VC backed by Bezos, Gates makes secondaries bet

Village Global has backed stake-trading start-up Liquidly, which plans to open its first liquidity window in Q4.

A venture capital firm backed by some of the world’s most famous entrepreneurs has its sights set on the secondaries market.

Village Global is the seed investor behind Liquidly, a trading platform for private fund stakes, Secondaries Investor has learned. The New York-headquartered firm company was founded in 2018 by former Goldman Sachs trading executive Anusha Harid-Paoletti.

“We see a $7 trillion-plus asset class that somehow still lacks enterprise-grade trading infrastructure on the secondary side, and we thought Liquidly could unlock tremendous opportunities with its platform to further this market,” said Adam Corey, co-founder of the San Francisco-based VC firm.

Liquidly’s “sophisticated trading technology, rigorous regulatory and compliance features and an exceptional user-experience” were among its most attractive features, Corey said.

Village Global is an early-stage VC firm supported by a network of entrepreneurs, including Amazon founder Jeff Bezos, Facebook founder Mark Zuckerberg and Microsoft founder Bill Gates.

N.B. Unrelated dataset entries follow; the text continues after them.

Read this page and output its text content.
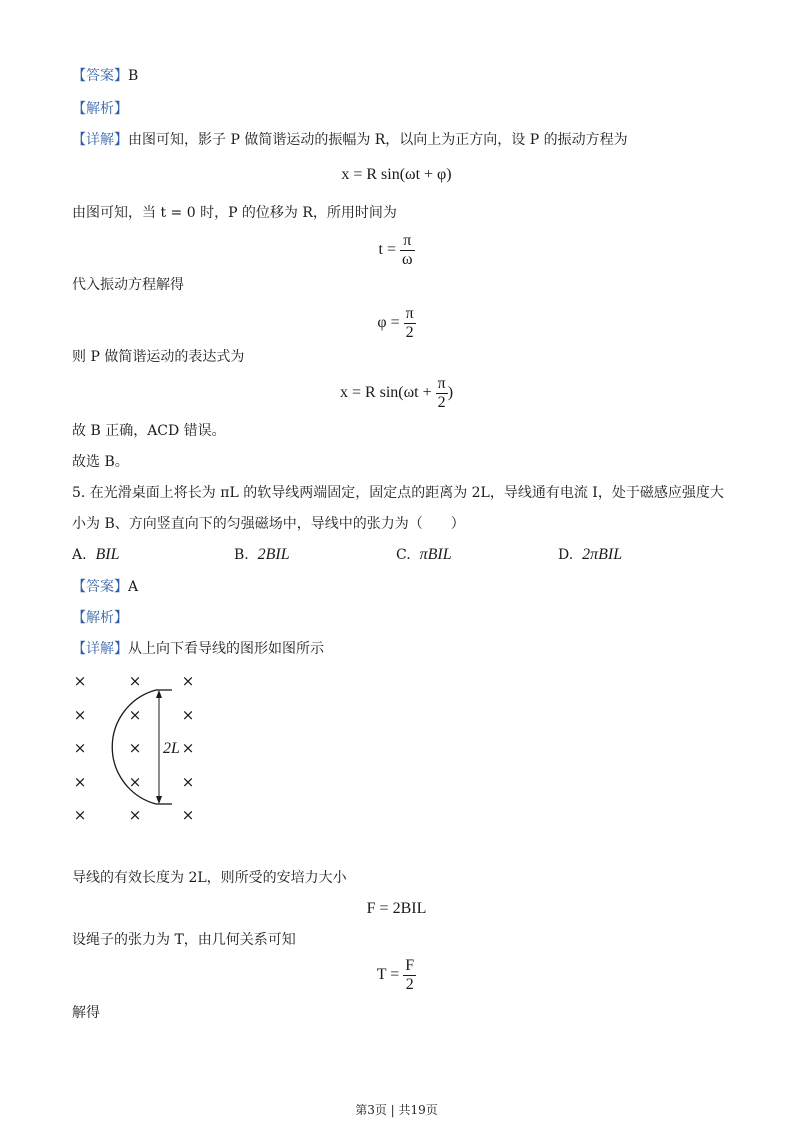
【答案】B
【解析】
【详解】由图可知，影子 P 做简谐运动的振幅为 R，以向上为正方向，设 P 的振动方程为
x = R sin(ωt + φ)
由图可知，当 t = 0 时，P 的位移为 R，所用时间为
$t = \frac{\pi}{\omega}$
代入振动方程解得
$\varphi = \frac{\pi}{2}$
则 P 做简谐运动的表达式为
x = R $\sin(\omega t + \frac{\pi}{2}$ )
故 B 正确，ACD 错误。
故选 B。
5. 在光滑桌面上将长为 πL 的软导线两端固定，固定点的距离为 2L，导线通有电流 I，处于磁感应强度大
小为 B、方向竖直向下的匀强磁场中，导线中的张力为（　　）
A. BIL	B. 2BIL	C. πBIL	D. 2πBIL
【答案】A
【解析】
【详解】从上向下看导线的图形如图所示
×	×	×
×	×	×
×	×	×
×	×	×
×	×	×
2L
导线的有效长度为 2L，则所受的安培力大小
F = 2BIL
设绳子的张力为 T，由几何关系可知
$T = \frac{F}{2}$
解得
第3页 | 共19页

Other investors in Liquidly include insurance company Amtrust Financial Services, Barclays and the VC arm of law firm Cooley, according to sources familiar with the company.

Liquidly plans to open its first trading window in the fourth quarter with Beneficient acting as liquidity provider, Secondaries Investor understands. Dallas-headquartered Beneficient buys illiquid assets from individuals and institutions with less than $1 billion in assets.

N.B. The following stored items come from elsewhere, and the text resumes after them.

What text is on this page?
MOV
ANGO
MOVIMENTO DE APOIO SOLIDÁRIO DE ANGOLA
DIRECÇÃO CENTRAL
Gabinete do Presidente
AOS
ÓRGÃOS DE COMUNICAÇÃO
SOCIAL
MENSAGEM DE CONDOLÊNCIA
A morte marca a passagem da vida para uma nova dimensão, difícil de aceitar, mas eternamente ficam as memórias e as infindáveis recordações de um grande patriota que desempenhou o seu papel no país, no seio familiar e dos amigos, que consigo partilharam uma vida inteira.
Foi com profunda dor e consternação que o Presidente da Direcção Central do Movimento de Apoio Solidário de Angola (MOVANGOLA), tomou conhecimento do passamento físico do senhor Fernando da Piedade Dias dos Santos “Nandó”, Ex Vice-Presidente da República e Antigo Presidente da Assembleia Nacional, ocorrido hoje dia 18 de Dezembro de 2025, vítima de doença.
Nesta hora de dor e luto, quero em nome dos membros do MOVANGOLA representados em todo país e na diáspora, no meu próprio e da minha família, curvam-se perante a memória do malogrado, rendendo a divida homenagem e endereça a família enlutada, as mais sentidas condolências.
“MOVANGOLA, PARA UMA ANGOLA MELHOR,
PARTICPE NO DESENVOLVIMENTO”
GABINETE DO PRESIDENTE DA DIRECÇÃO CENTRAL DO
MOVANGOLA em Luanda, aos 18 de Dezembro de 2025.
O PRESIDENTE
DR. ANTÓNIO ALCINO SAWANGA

On the sell-side, Liquidly will initially target private bank feeder funds, which smaller LPs use to invest in private markets. This approach should result in larger transaction sizes and lower frictional costs than dealing directly with the LPs.

Several stake-trading platforms have emerged over the years with varying degrees of success. It is difficult to execute trades in a market where transfer agreements are often customised and general partners have final say over who can invest in their funds, Secondaries Investor noted last month.

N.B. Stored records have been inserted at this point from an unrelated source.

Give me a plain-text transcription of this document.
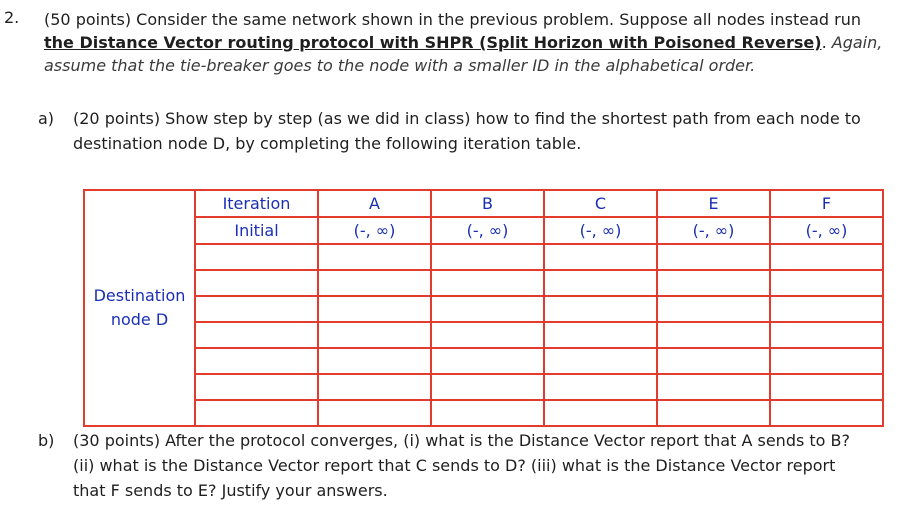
2. (50 points) Consider the same network shown in the previous problem. Suppose all nodes instead run the Distance Vector routing protocol with SHPR (Split Horizon with Poisoned Reverse). Again, assume that the tie-breaker goes to the node with a smaller ID in the alphabetical order.
a) (20 points) Show step by step (as we did in class) how to find the shortest path from each node to
destination node D, by completing the following iteration table.
Destination
node D	Iteration	A	B	C	E	F
	Initial	(-, ∞)	(-, ∞)	(-, ∞)	(-, ∞)	(-, ∞)

b) (30 points) After the protocol converges, (i) what is the Distance Vector report that A sends to B?
(ii) what is the Distance Vector report that C sends to D? (iii) what is the Distance Vector report
that F sends to E? Justify your answers.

There is a huge prize for any platform that can crack the market. High-net-worth allocations to illiquid assets could represent an additional $1.5 trillion in assets under management by 2025, according Morgan Stanley‘s 2020 Wealth and Asset Management: Competing for Growth report.

Last January, Secondaries Investor reported that Lexington Partners was to become a designated buyer of stakes sold by investors on Moonfare, a Berlin-headquartered platform that allows individuals to invest in private funds.

“We listened to the market, and illiquidity was one of the main concerns left standing between individual investors and allocations to private equity,” Moonfare founder and chief executive Steffen Pauls said at the time.